Sunday, June 12, 2011

A Jain-like Approach to Ethics?

“What a fully grown-up moral philosophy might attempt is an account of morality that embraces the full gamut of moral predications, seeing them as mutually irreducible and mutually indispensable, allowing no primacy to character traits or virtues or practices or acts or states of affairs—or allowing primacy to all at once.”—David Wiggins

The above passage is from Wiggins’ fairly sophisticated yet eminently readable introduction to ethics in the Western philosophical tradition: Ethics: Twelve Lectures on the Philosophy of Morality (2006). Attracted to what has been aptly described as “a rationality of reconciliation”[1], as found in the Jaina worldview,[2] I suppose it is not surprising that I think Wiggins has proffered a worthy task for moral philosophy, one that cannot be dismissed out of hand, at least prior to the earnest attempt to bring it to fruition. The Jaina conception of rationality is premised upon both an ontological doctrine regarding the “many-sidedeness” of reality and a correlative “epistemology of perspective” or what we might term epistemic relativity or pluralism (nayāvada and syādvāda).[3] In short, Wiggins has—provocatively and (if I’m not mistaken) originally—suggested a Jain-like approach to moral philosophy, the beginnings of which he exemplifies in the above volume. Nothing follows from Wiggins’ suggestion that we gloss over or ignore any differences or contradictions between the various ethical theories (utilitarianism or consequentialism or ‘welfarism’ [as it is understood in economics], virtue ethics, Kantian moral theory, ‘ethics without principles,’ or an ‘ethics of care and empathy,’ religious ethics, what have you) or fail to account for their respective shortcomings or blind spots.

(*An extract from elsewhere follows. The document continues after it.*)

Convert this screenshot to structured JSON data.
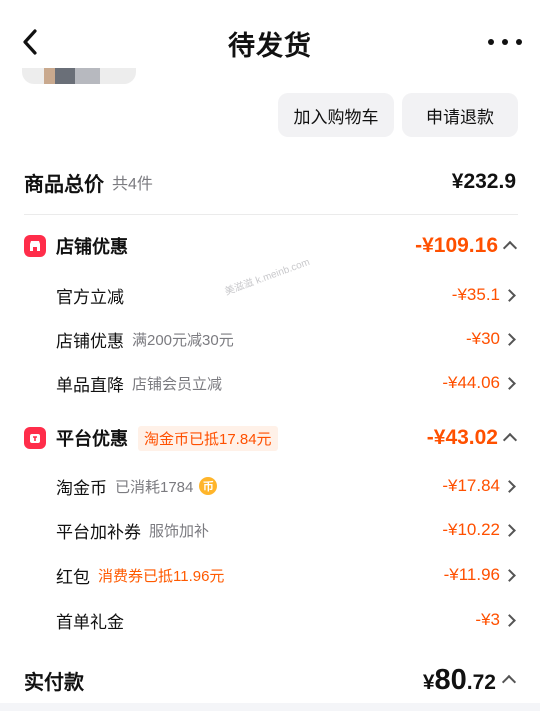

[1] On the meaning of a “rationality of reconciliation” in the Jain tradition, please see Jonardon Ganeri’s chapter, “Rationality, harmony, and perspective,” in his book, Philosophy in Classical India... (2001): 128-150.
[2] On the relevant aspects of the Jaina worldview of interest here, please see chapters 5 and 6 on the history and philosophy of the Jaina doctrines of relativity in Jeffery D. Long, Jainism: An Introduction (2009): 118-171.
[3] For a brief introduction, please see this earlier post at Ratio Juris: A Jaina Propaedeutic for Metaphysical Relativism, Perspectival Rationalism, and Contextual Pluralism.